Peserta lainnya, Agus Tri Budiyarno yang mengaku sangat mengidolakan Gus Dur mengungkapkan kesan-kesannya mengikuti Kelas Pemikiran Gus Dur II. “Gus Dur memang terlalu luas, sulit untuk mempelajari semua pemikirannya,” ungkap Agus singkat. Meski mengaku masih proses belajar dan belum sepenuhnya mampu menyelami pemikiran Gus Dur secara mendalam, Agus berjanji akan aktif berorganisasi di Jaringan Gusdurian pasca kelas berakhir.
Mengaku terinspirasi dengan 9 Nilai Gus Dur, pria yang sekarang menjabat Ketua Senat Mahasiswa di Fakultas Ekonomi dan Bisnis Islam UIN Walisongo tersebut berjanji akan menerapkan prinsip-prinsip Gus Dur dalam politik kampus, “Nanti kebijakan saya harus sesuai 9 Nilai Gus Dur,” pungkasnya penuh semangat.
Berbeda dengan Bryan dan Agus, Laeli Agustia, mahasiswi asal Universitas Negeri Semarang ini mengaku mengikuti Kelas Pemikiran Gus Dur karena ajakan seniornya. “Saya diajak mas Nicko, Ketua PMII (red: Pergerakan Mahasiswa Islam Indonesia),” aku Laeli. Sudah sejak kecil Laeli mengenal sosok Gus Dur berkat cerita-cerita dari guru mengajinya. Laeli mengaku mati-matian berjuang memenuhi syarat menjadi peserta Kelas Pemikiran Gus Dur. “Untung saya masih sempat mengirim esai jam setengah dua belas malam,” ungkapnya penuh syukur.
Panitia memang menyertakan syarat penulisan esai untuk meraba wawasan calon peserta tentang pemikiran Gus Dur. Hal itu dijadikan salah satu syarat pendaftaran menjadi peserta, selain persyaratan usia di bawah 25 tahun, dan berdomisili di Semarang. Mahasiswi Fakultas Psikologi ini mengaku sangat tercerahkan ketika menerima materi “Gus Dur dan Kebudayaan” yang disampaikan Tjahjadi Nugroho dari EIN Institute. “Semua pertanyaan saya terjawab,” ungkapnya.
Kelas Pemikiran Gus Dur II diselenggarakan oleh Jaringan Gusdurian Semarang, diikuti 30 peserta dari beberapa kampus Kota Semarang dan Yogyakarta.
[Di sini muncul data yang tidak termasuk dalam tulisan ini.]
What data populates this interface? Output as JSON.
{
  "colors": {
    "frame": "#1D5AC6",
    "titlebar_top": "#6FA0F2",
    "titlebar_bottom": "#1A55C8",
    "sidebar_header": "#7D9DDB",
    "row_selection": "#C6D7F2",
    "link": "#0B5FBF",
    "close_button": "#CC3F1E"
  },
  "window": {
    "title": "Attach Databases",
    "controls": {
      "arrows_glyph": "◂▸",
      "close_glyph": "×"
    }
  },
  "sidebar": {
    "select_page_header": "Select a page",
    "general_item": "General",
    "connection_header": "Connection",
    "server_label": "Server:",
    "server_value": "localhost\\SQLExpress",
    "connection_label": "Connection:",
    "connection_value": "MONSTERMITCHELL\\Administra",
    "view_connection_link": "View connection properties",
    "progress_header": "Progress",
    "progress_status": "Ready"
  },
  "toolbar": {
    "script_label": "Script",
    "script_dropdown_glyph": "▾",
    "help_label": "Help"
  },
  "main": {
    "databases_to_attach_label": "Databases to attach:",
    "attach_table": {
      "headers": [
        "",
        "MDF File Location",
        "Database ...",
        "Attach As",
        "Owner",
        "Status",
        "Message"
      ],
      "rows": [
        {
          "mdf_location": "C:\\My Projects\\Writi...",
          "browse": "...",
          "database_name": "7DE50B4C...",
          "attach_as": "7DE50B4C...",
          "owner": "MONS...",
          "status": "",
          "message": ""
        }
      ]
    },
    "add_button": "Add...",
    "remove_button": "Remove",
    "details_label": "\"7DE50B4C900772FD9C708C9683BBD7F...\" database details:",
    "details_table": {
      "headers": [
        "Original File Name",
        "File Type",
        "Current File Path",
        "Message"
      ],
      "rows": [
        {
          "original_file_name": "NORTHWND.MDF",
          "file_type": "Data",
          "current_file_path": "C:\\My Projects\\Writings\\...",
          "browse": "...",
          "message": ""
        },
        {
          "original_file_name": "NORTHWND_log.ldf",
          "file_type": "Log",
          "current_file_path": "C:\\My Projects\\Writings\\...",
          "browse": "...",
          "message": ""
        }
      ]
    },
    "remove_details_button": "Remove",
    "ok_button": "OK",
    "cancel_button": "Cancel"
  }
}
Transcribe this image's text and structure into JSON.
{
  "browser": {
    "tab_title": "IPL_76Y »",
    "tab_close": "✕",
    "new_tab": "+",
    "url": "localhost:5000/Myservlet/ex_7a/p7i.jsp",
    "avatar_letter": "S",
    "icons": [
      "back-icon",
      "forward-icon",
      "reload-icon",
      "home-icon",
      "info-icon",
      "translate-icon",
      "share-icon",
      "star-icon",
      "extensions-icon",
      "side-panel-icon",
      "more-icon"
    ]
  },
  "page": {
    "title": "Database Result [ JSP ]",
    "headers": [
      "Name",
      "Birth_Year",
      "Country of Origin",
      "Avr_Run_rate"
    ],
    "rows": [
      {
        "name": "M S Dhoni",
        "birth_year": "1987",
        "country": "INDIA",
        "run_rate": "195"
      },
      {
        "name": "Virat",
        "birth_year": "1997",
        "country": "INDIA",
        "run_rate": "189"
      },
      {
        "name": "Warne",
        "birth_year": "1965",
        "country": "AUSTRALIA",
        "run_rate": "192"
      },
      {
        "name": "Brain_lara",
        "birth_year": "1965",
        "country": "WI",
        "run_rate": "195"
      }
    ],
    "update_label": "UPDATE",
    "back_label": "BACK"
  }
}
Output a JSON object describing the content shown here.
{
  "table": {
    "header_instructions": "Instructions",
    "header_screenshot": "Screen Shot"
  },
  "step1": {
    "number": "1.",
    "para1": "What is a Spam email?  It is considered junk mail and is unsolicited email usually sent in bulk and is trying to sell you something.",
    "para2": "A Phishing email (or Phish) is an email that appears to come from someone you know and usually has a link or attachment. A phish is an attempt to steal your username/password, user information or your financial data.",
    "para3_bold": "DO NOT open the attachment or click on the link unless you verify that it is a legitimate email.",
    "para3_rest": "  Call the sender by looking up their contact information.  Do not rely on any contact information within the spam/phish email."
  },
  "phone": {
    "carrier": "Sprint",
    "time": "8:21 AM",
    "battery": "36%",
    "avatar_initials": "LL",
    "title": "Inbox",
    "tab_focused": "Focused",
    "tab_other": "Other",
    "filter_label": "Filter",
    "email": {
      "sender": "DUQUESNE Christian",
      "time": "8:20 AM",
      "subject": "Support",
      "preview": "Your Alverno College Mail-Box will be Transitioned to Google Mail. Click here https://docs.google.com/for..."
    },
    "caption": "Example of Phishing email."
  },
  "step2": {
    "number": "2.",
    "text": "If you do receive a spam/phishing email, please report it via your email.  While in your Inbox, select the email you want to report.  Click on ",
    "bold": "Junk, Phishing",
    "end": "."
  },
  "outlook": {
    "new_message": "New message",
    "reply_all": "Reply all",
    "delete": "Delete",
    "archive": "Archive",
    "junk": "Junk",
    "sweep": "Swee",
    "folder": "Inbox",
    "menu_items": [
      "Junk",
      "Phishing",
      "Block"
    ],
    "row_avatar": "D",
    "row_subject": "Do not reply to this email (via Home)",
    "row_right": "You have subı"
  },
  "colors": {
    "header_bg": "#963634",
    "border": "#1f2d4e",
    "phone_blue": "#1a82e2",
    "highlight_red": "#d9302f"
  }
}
Para peserta berasal dari Universitas Wahid Hasyim, Universitas Islam Negeri Walisongo, Universitas Negeri Semarang, Universitas Diponegoro, Universitas Dian Nuswantoro, Universitas Soegijapranata, serta Universitas Gajah Mada, Yogyakarata. Fasilitator dari Sekretariat Nasional Jaringan Gusdurian., M. Autad serta anak sulung Gus Dur Alissa Wahid. Sedangkan fasilitator asal Semarang diantaranya, Makhrus Ali (Jaringan Gusdurian Semarang), Tedi Kholiluddin (Elsa Semarang), Rusmadi (UIN Walisongo), dan Tjahjadi Nugroho (EIN Institute).